You think a day is going to go one way and then your two-year-old projectile vomits all down your front and into your lap.

Those moments are out-of-body experiences. Because, as much as your mind might be freaking out about the partially digested hamburger that is slowly soaking into your capris, you hear yourself calmy soothing the hysterical baby who is freaking out in the way you wish you could.

“Look into my eyes, Micah,” I always tell him. Because if I can get him to look at me and away from his mess I have a shot at getting through to him.

“Don’t look down, just look at mommy. I’ll fix it.” It’s what mothers have been saying since time immemorial.

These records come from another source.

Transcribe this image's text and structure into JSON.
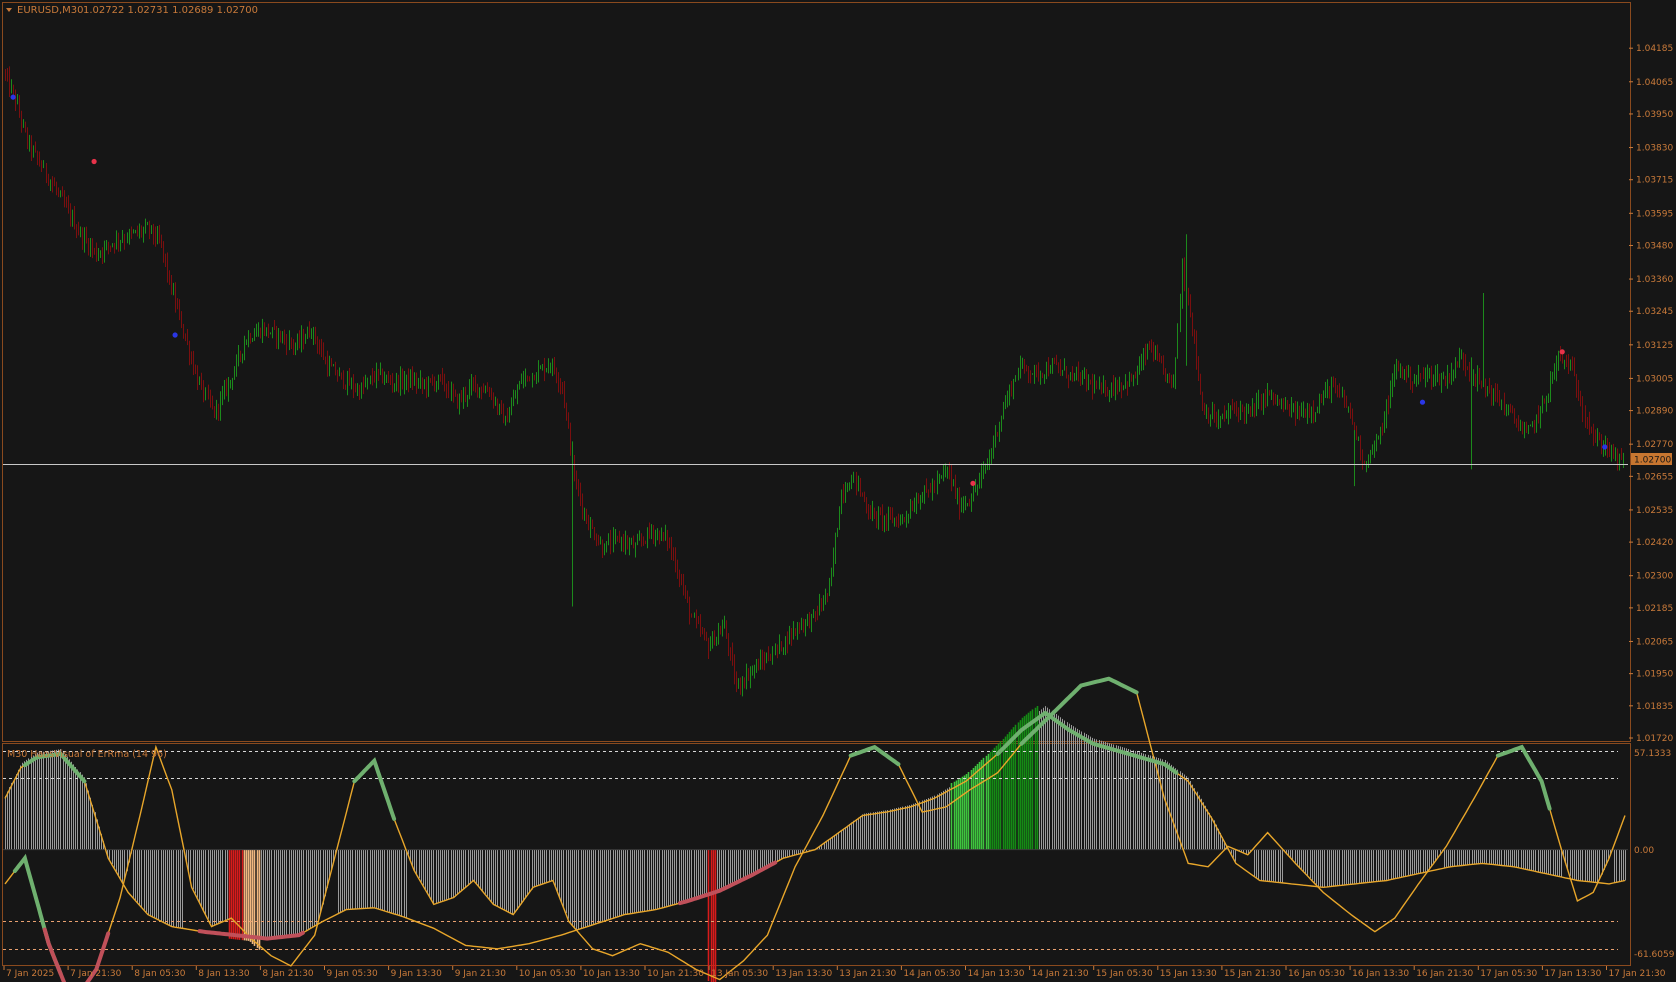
{
  "header": {
    "symbol_tf": "EURUSD,M30",
    "ohlc": "1.02722 1.02731 1.02689 1.02700"
  },
  "indicator": {
    "title": "M30 HaosVisual of ErRma (14 96)",
    "scale_top": "57.1333",
    "scale_zero": "0.00",
    "scale_bottom": "-61.6059"
  },
  "current_price": "1.02700",
  "colors": {
    "background": "#161616",
    "frame": "#8a4a1e",
    "axis_text": "#c97a3a",
    "bull": "#1c8a1c",
    "bear": "#7a0f0f",
    "price_line": "#c8c8c8",
    "price_tag_bg": "#c77630",
    "signal_line": "#e8a62a",
    "dot_red": "#e8334a",
    "dot_blue": "#2a36e6",
    "arc_green": "#6fb06f",
    "arc_red": "#c0505a",
    "hist_grey": "#9a9a9a",
    "hist_green_light": "#3ec43e",
    "hist_green_dark": "#158a15",
    "hist_red": "#d81b1b",
    "hist_orange": "#f0b880"
  },
  "chart_data": [
    {
      "type": "candlestick",
      "title": "EURUSD,M30",
      "ylim": [
        1.0172,
        1.0425
      ],
      "y_ticks": [
        "1.04185",
        "1.04065",
        "1.03950",
        "1.03830",
        "1.03715",
        "1.03595",
        "1.03480",
        "1.03360",
        "1.03245",
        "1.03125",
        "1.03005",
        "1.02890",
        "1.02770",
        "1.02655",
        "1.02535",
        "1.02420",
        "1.02300",
        "1.02185",
        "1.02065",
        "1.01950",
        "1.01835",
        "1.01720"
      ],
      "x_ticks": [
        "7 Jan 2025",
        "7 Jan 21:30",
        "8 Jan 05:30",
        "8 Jan 13:30",
        "8 Jan 21:30",
        "9 Jan 05:30",
        "9 Jan 13:30",
        "9 Jan 21:30",
        "10 Jan 05:30",
        "10 Jan 13:30",
        "10 Jan 21:30",
        "13 Jan 05:30",
        "13 Jan 13:30",
        "13 Jan 21:30",
        "14 Jan 05:30",
        "14 Jan 13:30",
        "14 Jan 21:30",
        "15 Jan 05:30",
        "15 Jan 13:30",
        "15 Jan 21:30",
        "16 Jan 05:30",
        "16 Jan 13:30",
        "16 Jan 21:30",
        "17 Jan 05:30",
        "17 Jan 13:30",
        "17 Jan 21:30"
      ],
      "close_path": [
        [
          0,
          1.041
        ],
        [
          6,
          1.04
        ],
        [
          12,
          1.0385
        ],
        [
          20,
          1.0375
        ],
        [
          28,
          1.0365
        ],
        [
          38,
          1.0352
        ],
        [
          46,
          1.0345
        ],
        [
          56,
          1.035
        ],
        [
          64,
          1.0352
        ],
        [
          72,
          1.0354
        ],
        [
          78,
          1.0348
        ],
        [
          82,
          1.0335
        ],
        [
          88,
          1.032
        ],
        [
          96,
          1.03
        ],
        [
          104,
          1.0288
        ],
        [
          112,
          1.03
        ],
        [
          120,
          1.0315
        ],
        [
          128,
          1.0318
        ],
        [
          136,
          1.0316
        ],
        [
          144,
          1.0312
        ],
        [
          152,
          1.0318
        ],
        [
          160,
          1.0305
        ],
        [
          168,
          1.03
        ],
        [
          176,
          1.0296
        ],
        [
          184,
          1.0302
        ],
        [
          192,
          1.0299
        ],
        [
          200,
          1.03
        ],
        [
          208,
          1.0298
        ],
        [
          216,
          1.03
        ],
        [
          224,
          1.0292
        ],
        [
          232,
          1.0298
        ],
        [
          240,
          1.0296
        ],
        [
          248,
          1.0285
        ],
        [
          256,
          1.03
        ],
        [
          264,
          1.0303
        ],
        [
          270,
          1.0306
        ],
        [
          276,
          1.0298
        ],
        [
          282,
          1.0265
        ],
        [
          288,
          1.025
        ],
        [
          296,
          1.024
        ],
        [
          304,
          1.0243
        ],
        [
          312,
          1.024
        ],
        [
          320,
          1.0246
        ],
        [
          328,
          1.0243
        ],
        [
          334,
          1.023
        ],
        [
          340,
          1.0215
        ],
        [
          348,
          1.0205
        ],
        [
          356,
          1.0212
        ],
        [
          362,
          1.019
        ],
        [
          368,
          1.0195
        ],
        [
          376,
          1.02
        ],
        [
          384,
          1.0205
        ],
        [
          392,
          1.0212
        ],
        [
          400,
          1.0215
        ],
        [
          408,
          1.0225
        ],
        [
          414,
          1.026
        ],
        [
          420,
          1.0265
        ],
        [
          428,
          1.0252
        ],
        [
          436,
          1.025
        ],
        [
          444,
          1.025
        ],
        [
          452,
          1.0258
        ],
        [
          460,
          1.0262
        ],
        [
          466,
          1.0268
        ],
        [
          472,
          1.0255
        ],
        [
          478,
          1.0258
        ],
        [
          486,
          1.027
        ],
        [
          494,
          1.029
        ],
        [
          502,
          1.0305
        ],
        [
          510,
          1.0302
        ],
        [
          518,
          1.0305
        ],
        [
          526,
          1.0302
        ],
        [
          534,
          1.03
        ],
        [
          542,
          1.0296
        ],
        [
          550,
          1.0298
        ],
        [
          558,
          1.03
        ],
        [
          566,
          1.0312
        ],
        [
          572,
          1.0304
        ],
        [
          578,
          1.0298
        ],
        [
          582,
          1.034
        ],
        [
          586,
          1.0325
        ],
        [
          592,
          1.029
        ],
        [
          600,
          1.0285
        ],
        [
          608,
          1.029
        ],
        [
          616,
          1.0288
        ],
        [
          624,
          1.0295
        ],
        [
          632,
          1.029
        ],
        [
          640,
          1.0288
        ],
        [
          648,
          1.029
        ],
        [
          656,
          1.0298
        ],
        [
          664,
          1.029
        ],
        [
          672,
          1.027
        ],
        [
          680,
          1.028
        ],
        [
          688,
          1.0305
        ],
        [
          696,
          1.03
        ],
        [
          704,
          1.0302
        ],
        [
          712,
          1.03
        ],
        [
          720,
          1.0308
        ],
        [
          728,
          1.03
        ],
        [
          736,
          1.0295
        ],
        [
          744,
          1.0288
        ],
        [
          752,
          1.028
        ],
        [
          760,
          1.029
        ],
        [
          768,
          1.0308
        ],
        [
          774,
          1.0305
        ],
        [
          780,
          1.029
        ],
        [
          786,
          1.0278
        ],
        [
          792,
          1.0276
        ],
        [
          797,
          1.0271
        ]
      ],
      "red_dots": [
        [
          44,
          1.0378
        ],
        [
          478,
          1.0263
        ],
        [
          769,
          1.031
        ]
      ],
      "blue_dots": [
        [
          4,
          1.0401
        ],
        [
          84,
          1.0316
        ],
        [
          700,
          1.0292
        ],
        [
          790,
          1.0276
        ]
      ]
    },
    {
      "type": "line",
      "title": "M30 HaosVisual of ErRma (14 96)",
      "ylim": [
        -61.6059,
        57.1333
      ],
      "osc_path": [
        [
          0,
          -20
        ],
        [
          10,
          -5
        ],
        [
          22,
          -55
        ],
        [
          34,
          -90
        ],
        [
          46,
          -70
        ],
        [
          58,
          -28
        ],
        [
          68,
          20
        ],
        [
          76,
          60
        ],
        [
          84,
          35
        ],
        [
          94,
          -22
        ],
        [
          104,
          -45
        ],
        [
          114,
          -40
        ],
        [
          124,
          -52
        ],
        [
          134,
          -62
        ],
        [
          144,
          -68
        ],
        [
          156,
          -50
        ],
        [
          166,
          -5
        ],
        [
          176,
          40
        ],
        [
          186,
          52
        ],
        [
          196,
          18
        ],
        [
          206,
          -12
        ],
        [
          216,
          -32
        ],
        [
          226,
          -28
        ],
        [
          236,
          -18
        ],
        [
          246,
          -32
        ],
        [
          256,
          -38
        ],
        [
          266,
          -22
        ],
        [
          276,
          -18
        ],
        [
          284,
          -42
        ],
        [
          296,
          -58
        ],
        [
          306,
          -62
        ],
        [
          320,
          -55
        ],
        [
          334,
          -60
        ],
        [
          348,
          -70
        ],
        [
          360,
          -76
        ],
        [
          372,
          -65
        ],
        [
          384,
          -50
        ],
        [
          398,
          -10
        ],
        [
          412,
          20
        ],
        [
          426,
          55
        ],
        [
          438,
          60
        ],
        [
          450,
          50
        ],
        [
          462,
          22
        ],
        [
          474,
          25
        ],
        [
          486,
          35
        ],
        [
          500,
          45
        ],
        [
          512,
          62
        ],
        [
          528,
          80
        ],
        [
          542,
          96
        ],
        [
          556,
          100
        ],
        [
          570,
          92
        ],
        [
          584,
          30
        ],
        [
          596,
          -8
        ],
        [
          606,
          -10
        ],
        [
          616,
          2
        ],
        [
          626,
          -3
        ],
        [
          636,
          10
        ],
        [
          650,
          -8
        ],
        [
          664,
          -25
        ],
        [
          678,
          -38
        ],
        [
          690,
          -48
        ],
        [
          700,
          -40
        ],
        [
          712,
          -20
        ],
        [
          726,
          2
        ],
        [
          740,
          30
        ],
        [
          752,
          55
        ],
        [
          764,
          60
        ],
        [
          774,
          40
        ],
        [
          784,
          0
        ],
        [
          792,
          -30
        ],
        [
          800,
          -25
        ],
        [
          808,
          -5
        ],
        [
          816,
          20
        ]
      ],
      "sig_path": [
        [
          0,
          30
        ],
        [
          8,
          48
        ],
        [
          16,
          54
        ],
        [
          28,
          56
        ],
        [
          40,
          40
        ],
        [
          52,
          -5
        ],
        [
          62,
          -25
        ],
        [
          72,
          -38
        ],
        [
          84,
          -45
        ],
        [
          100,
          -48
        ],
        [
          116,
          -50
        ],
        [
          132,
          -52
        ],
        [
          148,
          -50
        ],
        [
          160,
          -42
        ],
        [
          172,
          -35
        ],
        [
          186,
          -34
        ],
        [
          200,
          -39
        ],
        [
          216,
          -46
        ],
        [
          232,
          -56
        ],
        [
          248,
          -58
        ],
        [
          264,
          -55
        ],
        [
          280,
          -50
        ],
        [
          296,
          -44
        ],
        [
          312,
          -38
        ],
        [
          328,
          -35
        ],
        [
          344,
          -30
        ],
        [
          360,
          -24
        ],
        [
          376,
          -15
        ],
        [
          392,
          -5
        ],
        [
          408,
          0
        ],
        [
          420,
          10
        ],
        [
          432,
          20
        ],
        [
          444,
          22
        ],
        [
          456,
          25
        ],
        [
          468,
          30
        ],
        [
          484,
          40
        ],
        [
          500,
          56
        ],
        [
          512,
          70
        ],
        [
          524,
          80
        ],
        [
          536,
          70
        ],
        [
          548,
          62
        ],
        [
          560,
          58
        ],
        [
          572,
          54
        ],
        [
          584,
          50
        ],
        [
          596,
          40
        ],
        [
          608,
          18
        ],
        [
          620,
          -8
        ],
        [
          632,
          -18
        ],
        [
          648,
          -20
        ],
        [
          664,
          -22
        ],
        [
          680,
          -20
        ],
        [
          696,
          -18
        ],
        [
          712,
          -14
        ],
        [
          728,
          -10
        ],
        [
          744,
          -8
        ],
        [
          760,
          -10
        ],
        [
          776,
          -14
        ],
        [
          792,
          -18
        ],
        [
          808,
          -20
        ],
        [
          816,
          -18
        ]
      ],
      "levels": [
        58,
        42,
        -42,
        -58
      ]
    }
  ]
}
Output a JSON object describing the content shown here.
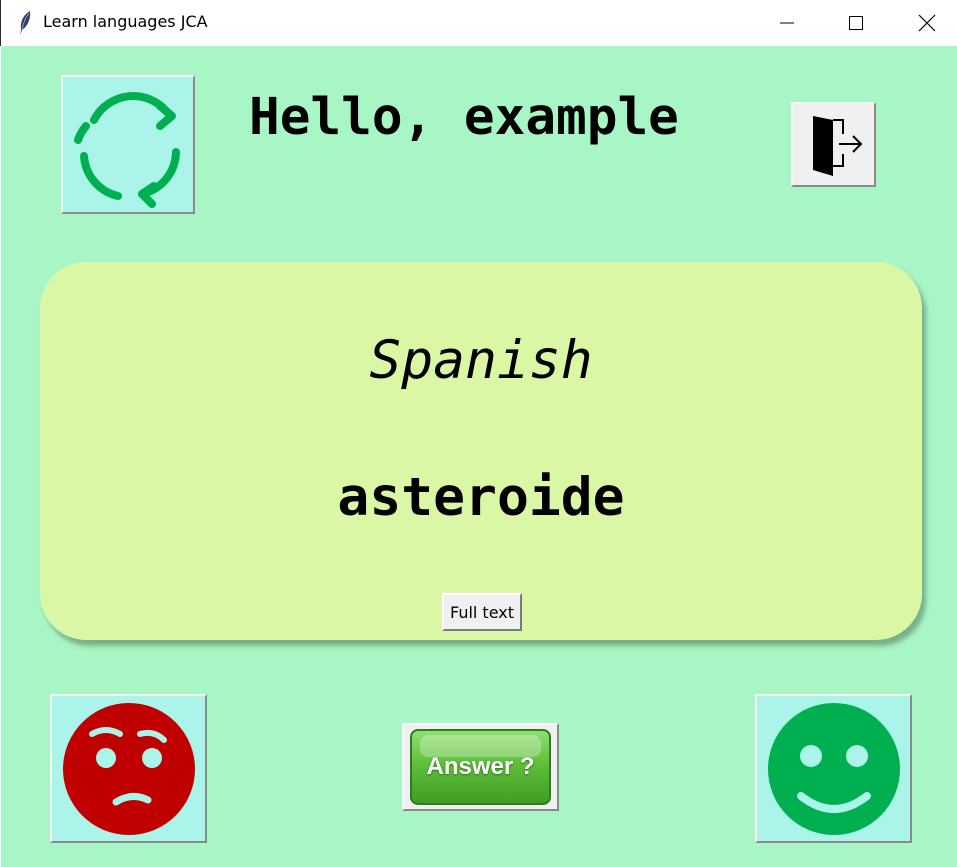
{
  "window": {
    "title": "Learn languages JCA",
    "app_icon": "feather-icon",
    "controls": [
      "minimize-icon",
      "maximize-icon",
      "close-icon"
    ]
  },
  "header": {
    "greeting": "Hello, example",
    "refresh_icon": "refresh-cycle-icon",
    "exit_icon": "exit-door-icon"
  },
  "card": {
    "language": "Spanish",
    "word": "asteroide",
    "full_text_label": "Full text"
  },
  "actions": {
    "wrong_icon": "sad-face-icon",
    "right_icon": "happy-face-icon",
    "answer_label": "Answer ?"
  },
  "colors": {
    "background": "#a8f5c5",
    "card": "#daf7a6",
    "button_face": "#aaf4ea",
    "refresh_green": "#00b050",
    "sad_red": "#c00000",
    "happy_green": "#00b050",
    "answer_green": "#5fbf3c"
  }
}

And then we do. We fix it. We forget about ourselves and fix someone else first.

It’s like a super power.

The ability to focus so intently on the well being of someone else that getting them cleaned up and calmed down takes precedence over everything else. Even ourselves.

Especially ourselves.

The baby might redistribute your make up, wreak havoc on your schedule, obliterate more than one meal time, declare holy war on your wardrobe, end up canceling at least 50 percent of your social engagements, and grab a few fistfuls of hair while he’s at it – but he will also set you free.

Gary Thomas, Devotions for Sacred Parenting.

Free from yourself.

Free from thinking there was nothing you needed to be set free from.

When your time, your sleep, your body, your personal space and your spouse all have to be shared you start to learn how self-centered you used to be. And if you’re like me, you secretely wish you still could be.

Until someone pukes directly into your lap. And your day takes an unexpected u-turn and a whole lot of yourself, your wants and plans are left behind in the dust.

That kind of about-turn? That’s progress.